The good news is that you actually can teach the thing you’re so intuitively good at. The secret is that you just have to try. It’s really that simple.
When I run into this with the founder and executive clients I coach, I typically ask my client to spend just 30 concentrated minutes writing down how they do something so well. They are amazed at how much they are actually able to articulate when they try.
I worked with one founder who was incredibly knowledgeable about his business domain and its intersection with technology, which made him an exceptionally good decision maker. The issue was he was getting pulled into too many decisions. In just 10 minutes during a coaching session, he was able to articulate the key principles he uses to make decisions at the intersection of business and technology. After the session, he polished the principles and passed them onto his team. This allowed his team to make a lot of the decisions themselves, escalating only the particularly difficult or high stakes decisions to him. While his team may never fully match his decision-making expertise in such a complex domain, he can now focus more of his time on the work he’s truly uniquely suited to do.
Another executive who I worked with was very skilled at making influential presentations within the unique context of his company, but he was stuck on how to help his team make better presentations. Once he took a bit of time to write down a framework for how to create influential presentations, his team loved it, started using it, and asked him to write down how he did something else he does so well.

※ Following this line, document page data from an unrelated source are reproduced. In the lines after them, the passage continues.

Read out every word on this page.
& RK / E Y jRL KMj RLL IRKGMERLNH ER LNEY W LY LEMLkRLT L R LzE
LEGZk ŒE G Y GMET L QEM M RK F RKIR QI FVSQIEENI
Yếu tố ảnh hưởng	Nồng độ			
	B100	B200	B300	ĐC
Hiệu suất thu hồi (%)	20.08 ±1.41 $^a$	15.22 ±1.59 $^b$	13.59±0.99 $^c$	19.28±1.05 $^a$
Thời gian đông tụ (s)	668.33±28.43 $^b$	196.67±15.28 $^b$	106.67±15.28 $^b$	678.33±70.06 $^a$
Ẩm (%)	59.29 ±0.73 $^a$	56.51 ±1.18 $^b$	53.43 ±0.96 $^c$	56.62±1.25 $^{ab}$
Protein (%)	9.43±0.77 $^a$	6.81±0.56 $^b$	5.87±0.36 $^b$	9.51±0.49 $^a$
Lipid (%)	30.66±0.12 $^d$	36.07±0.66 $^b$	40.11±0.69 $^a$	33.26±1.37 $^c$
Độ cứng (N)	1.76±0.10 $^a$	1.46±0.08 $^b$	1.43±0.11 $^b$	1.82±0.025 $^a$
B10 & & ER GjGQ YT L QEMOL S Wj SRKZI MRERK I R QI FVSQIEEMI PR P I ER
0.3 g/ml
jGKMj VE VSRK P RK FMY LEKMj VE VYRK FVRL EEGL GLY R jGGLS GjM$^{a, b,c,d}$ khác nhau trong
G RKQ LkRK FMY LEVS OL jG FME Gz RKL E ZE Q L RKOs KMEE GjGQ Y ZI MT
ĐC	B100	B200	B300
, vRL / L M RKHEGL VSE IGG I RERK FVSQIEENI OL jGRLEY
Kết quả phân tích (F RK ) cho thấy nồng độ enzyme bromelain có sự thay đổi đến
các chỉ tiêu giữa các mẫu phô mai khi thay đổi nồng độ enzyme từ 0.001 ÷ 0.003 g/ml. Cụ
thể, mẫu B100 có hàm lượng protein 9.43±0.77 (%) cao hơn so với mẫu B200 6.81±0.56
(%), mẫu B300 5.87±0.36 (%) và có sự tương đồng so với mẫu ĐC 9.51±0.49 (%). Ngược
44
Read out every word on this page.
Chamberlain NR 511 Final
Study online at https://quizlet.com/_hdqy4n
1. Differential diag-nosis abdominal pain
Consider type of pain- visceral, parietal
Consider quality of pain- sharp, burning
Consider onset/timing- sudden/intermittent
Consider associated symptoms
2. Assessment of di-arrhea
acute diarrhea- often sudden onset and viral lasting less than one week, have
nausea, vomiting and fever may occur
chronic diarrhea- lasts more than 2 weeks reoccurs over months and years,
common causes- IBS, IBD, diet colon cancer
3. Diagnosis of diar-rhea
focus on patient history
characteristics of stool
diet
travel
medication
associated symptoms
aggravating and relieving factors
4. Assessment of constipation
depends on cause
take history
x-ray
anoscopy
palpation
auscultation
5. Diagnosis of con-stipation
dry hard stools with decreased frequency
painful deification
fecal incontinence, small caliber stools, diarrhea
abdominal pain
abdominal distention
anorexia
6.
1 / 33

Teaching not only elevates your team, it also makes you even better at the skill you’re teaching. The conscious competency pyramid as typically presented stops one level too short. There’s a step above unconscious competence: Mastery. When you can teach something, you become a master.
I experienced this first hand when Rich Litvin, the leader of the coaches group I am a member of, asked Levina Li (another coach in the group) and me to create an experience to help coaches in the group uplevel themselves during one of our in-person intensive retreats.
When thinking of what kind of experience we wanted to create, Levina and I realized that we did our best coaching when we were able to sink deeply into specific states of being including: presence, complete acceptance and lack of judgement of our client and ourselves, and tapping into the field of universal human love. At the time we had little idea of exactly how we got into these states, though we knew when we got in them it yielded the best results for our clients.
We spent just a few sessions over Zoom articulating, experimenting, and testing ways to quickly and frequently get into these states of being. We came out with a 90-minute experience that we knew would be really transformational for the other coaches in the group. Even though we knew the session would be good, the impact we had on the coaches in the group was even greater than we expected. One coach said that during our session was the most powerful she’d ever felt as a coach. Another coach said he’d been doing deep transformational work on himself for decades and uncovered huge new insights about himself during our session.
Going through the process of teaching what was previously in the unconscious competence stage for me has allowed me to more reliably and quickly enter key states of being that allow me to be the best coach for my clients.
What’s the thing you’re so naturally or intuitively good at that you haven’t yet tried to teach?